Putin bezeichnet die Ukraine als faschistisch und begründet seinen Krieg gegen das Land damit, die Nazis dort vernichten zu wollen.
Der bayrische AfD Politiker Protschka bezeichnet die Montagsdemonstration gegen den Faschismus der AfD und anderer Rechtsradikaler als faschistisch. (DPA 14.2.2024)
… mehr Beispiele hat jede Leserin und jeder Leser.

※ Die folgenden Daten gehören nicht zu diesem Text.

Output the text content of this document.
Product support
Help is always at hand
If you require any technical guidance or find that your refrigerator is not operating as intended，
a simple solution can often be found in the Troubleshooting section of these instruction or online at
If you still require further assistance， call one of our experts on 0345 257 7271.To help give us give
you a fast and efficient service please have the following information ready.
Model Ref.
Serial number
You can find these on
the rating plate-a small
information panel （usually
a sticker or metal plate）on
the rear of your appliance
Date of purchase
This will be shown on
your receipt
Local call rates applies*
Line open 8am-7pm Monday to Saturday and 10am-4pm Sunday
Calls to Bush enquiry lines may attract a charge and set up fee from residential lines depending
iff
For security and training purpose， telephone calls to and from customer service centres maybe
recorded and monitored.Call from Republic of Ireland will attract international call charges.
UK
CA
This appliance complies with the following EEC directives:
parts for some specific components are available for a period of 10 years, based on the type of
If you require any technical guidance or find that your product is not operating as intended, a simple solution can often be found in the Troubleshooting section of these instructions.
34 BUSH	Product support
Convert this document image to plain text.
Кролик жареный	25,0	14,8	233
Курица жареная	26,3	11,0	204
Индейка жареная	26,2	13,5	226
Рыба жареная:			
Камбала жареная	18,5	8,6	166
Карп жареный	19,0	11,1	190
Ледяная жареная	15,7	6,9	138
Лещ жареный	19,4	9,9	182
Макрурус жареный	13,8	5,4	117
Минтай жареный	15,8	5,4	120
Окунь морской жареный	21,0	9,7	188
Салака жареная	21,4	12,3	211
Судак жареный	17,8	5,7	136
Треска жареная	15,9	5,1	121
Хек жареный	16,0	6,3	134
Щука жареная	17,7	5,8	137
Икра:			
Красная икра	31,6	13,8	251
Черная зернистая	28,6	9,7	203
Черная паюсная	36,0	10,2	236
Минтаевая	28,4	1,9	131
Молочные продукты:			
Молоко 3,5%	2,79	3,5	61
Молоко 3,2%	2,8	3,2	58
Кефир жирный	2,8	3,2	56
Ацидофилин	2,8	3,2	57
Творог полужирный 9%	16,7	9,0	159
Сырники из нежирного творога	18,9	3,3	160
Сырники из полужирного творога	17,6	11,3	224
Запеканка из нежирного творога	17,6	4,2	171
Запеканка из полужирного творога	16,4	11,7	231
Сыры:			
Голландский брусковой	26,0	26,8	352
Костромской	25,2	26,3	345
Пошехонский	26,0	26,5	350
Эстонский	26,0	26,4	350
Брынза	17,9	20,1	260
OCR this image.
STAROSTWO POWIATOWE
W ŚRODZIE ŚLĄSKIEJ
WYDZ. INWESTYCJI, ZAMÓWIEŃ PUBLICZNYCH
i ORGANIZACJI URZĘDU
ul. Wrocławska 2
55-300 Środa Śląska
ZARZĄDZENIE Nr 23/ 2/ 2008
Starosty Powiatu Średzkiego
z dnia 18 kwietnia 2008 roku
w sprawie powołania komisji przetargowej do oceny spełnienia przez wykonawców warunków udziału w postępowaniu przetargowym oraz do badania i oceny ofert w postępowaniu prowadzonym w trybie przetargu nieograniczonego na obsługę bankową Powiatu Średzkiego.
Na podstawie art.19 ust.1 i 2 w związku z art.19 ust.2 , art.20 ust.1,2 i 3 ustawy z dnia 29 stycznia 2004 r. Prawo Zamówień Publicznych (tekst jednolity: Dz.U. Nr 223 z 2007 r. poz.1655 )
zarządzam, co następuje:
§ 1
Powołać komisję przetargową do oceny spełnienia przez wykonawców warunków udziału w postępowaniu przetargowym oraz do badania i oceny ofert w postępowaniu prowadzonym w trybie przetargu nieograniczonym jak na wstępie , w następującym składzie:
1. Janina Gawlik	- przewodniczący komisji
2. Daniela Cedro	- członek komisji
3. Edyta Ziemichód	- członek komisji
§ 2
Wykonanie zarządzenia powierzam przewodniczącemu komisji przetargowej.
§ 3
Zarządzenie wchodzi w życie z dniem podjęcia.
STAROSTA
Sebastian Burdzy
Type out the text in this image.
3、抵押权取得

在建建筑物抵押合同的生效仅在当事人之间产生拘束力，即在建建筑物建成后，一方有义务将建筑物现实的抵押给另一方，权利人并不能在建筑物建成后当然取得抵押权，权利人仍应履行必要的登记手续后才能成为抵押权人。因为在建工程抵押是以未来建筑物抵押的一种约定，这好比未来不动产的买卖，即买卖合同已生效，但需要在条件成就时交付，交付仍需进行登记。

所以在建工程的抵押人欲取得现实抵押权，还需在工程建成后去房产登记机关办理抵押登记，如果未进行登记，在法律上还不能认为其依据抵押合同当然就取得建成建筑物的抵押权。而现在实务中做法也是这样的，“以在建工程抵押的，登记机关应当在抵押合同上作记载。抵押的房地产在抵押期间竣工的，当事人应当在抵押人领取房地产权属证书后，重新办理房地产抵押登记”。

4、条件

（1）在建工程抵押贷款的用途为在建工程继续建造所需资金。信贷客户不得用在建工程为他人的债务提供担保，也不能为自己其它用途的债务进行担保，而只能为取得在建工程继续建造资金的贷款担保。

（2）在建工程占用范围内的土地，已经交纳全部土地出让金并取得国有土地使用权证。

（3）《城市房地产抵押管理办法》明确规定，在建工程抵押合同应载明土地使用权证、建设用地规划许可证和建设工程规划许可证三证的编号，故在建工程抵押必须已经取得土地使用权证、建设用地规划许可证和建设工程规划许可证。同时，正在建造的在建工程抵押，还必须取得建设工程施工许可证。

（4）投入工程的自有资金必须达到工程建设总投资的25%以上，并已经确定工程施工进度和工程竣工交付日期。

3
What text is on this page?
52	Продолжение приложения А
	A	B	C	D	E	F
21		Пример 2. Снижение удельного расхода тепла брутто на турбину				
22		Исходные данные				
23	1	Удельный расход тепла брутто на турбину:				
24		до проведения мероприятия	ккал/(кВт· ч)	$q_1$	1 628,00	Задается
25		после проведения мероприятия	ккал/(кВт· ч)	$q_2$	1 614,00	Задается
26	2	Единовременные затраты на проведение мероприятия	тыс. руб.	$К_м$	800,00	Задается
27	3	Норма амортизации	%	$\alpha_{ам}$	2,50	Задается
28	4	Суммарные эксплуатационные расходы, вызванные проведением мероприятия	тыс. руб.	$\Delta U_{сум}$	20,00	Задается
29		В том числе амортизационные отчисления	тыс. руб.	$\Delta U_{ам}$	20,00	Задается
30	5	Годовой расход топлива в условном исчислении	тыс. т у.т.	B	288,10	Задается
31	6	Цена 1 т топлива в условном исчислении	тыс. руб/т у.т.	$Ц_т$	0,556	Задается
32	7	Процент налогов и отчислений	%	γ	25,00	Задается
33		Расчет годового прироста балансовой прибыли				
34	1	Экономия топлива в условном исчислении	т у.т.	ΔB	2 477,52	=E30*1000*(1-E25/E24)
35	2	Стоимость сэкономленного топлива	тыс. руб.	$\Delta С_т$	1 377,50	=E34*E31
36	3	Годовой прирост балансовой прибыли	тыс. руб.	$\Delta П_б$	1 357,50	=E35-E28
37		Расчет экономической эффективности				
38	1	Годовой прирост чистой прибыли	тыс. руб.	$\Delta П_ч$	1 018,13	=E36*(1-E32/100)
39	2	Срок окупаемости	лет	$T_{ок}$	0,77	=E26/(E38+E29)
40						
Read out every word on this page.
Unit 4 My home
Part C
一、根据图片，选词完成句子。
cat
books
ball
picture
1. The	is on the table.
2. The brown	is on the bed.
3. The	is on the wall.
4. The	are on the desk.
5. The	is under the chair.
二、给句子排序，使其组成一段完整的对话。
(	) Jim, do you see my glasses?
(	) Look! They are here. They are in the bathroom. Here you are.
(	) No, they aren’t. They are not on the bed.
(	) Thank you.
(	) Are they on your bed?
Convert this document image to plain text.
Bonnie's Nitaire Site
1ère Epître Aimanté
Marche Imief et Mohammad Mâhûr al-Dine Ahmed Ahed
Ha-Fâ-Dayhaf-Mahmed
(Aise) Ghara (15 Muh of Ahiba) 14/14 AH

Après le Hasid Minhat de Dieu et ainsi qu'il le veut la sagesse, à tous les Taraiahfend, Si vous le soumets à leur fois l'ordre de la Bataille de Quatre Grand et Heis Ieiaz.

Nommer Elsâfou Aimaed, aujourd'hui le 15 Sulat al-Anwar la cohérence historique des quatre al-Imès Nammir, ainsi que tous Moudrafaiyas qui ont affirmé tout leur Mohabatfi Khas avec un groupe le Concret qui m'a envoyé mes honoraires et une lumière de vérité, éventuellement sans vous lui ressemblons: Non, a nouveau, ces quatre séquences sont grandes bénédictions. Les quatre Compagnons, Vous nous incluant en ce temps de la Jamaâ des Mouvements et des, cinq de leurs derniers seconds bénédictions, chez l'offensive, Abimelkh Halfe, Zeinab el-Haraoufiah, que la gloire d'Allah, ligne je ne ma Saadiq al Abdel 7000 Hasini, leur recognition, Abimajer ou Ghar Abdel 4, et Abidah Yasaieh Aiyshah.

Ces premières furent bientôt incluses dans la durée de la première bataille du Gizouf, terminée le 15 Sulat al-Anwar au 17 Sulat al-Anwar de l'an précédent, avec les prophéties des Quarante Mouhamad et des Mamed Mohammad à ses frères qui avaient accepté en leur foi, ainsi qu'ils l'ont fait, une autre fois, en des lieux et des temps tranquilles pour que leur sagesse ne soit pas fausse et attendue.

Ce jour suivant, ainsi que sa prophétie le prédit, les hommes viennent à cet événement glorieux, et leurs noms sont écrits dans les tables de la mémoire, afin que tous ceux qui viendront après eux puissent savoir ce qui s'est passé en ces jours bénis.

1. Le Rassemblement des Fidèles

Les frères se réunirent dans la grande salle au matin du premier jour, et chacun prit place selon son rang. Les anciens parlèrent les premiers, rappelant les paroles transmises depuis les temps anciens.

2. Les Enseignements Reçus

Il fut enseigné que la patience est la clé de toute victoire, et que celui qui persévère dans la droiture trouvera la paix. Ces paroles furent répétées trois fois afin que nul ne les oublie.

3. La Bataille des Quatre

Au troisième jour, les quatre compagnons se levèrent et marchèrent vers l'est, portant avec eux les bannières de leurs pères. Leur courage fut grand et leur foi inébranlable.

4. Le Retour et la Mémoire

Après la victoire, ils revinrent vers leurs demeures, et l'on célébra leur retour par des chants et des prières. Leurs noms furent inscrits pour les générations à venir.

Der Begriff hat sich in der Alltagssprache eingewohnt und wird als scheinbar ultimatives Schimpfwort gebraucht, nicht hintergehbar. Das Wort war schon während der Herrschaft der Nazis abgenutzt, so hielt David Ben Gurion den Revisionisten Jabotinski für einen „faschistischen Satan“ oder ein britischer Besatzungspolitiker „verglich die hebräische Erziehung mit der der Nationalsozialisten“ (beide Zitate aus Tom Segev: es war einmal ein Palästina, Berlin 2005).
Der Begriff liegt sozusagen zur Hand, weil das allgemeine Schlechte in der Politik – Faschismus – mit seiner nicht-übertrefflichen Besonderheit – Nationalsozialismus – verbindet. Ein allgemeines Schimpfwort, jeder analytischen Qualität entkleidet.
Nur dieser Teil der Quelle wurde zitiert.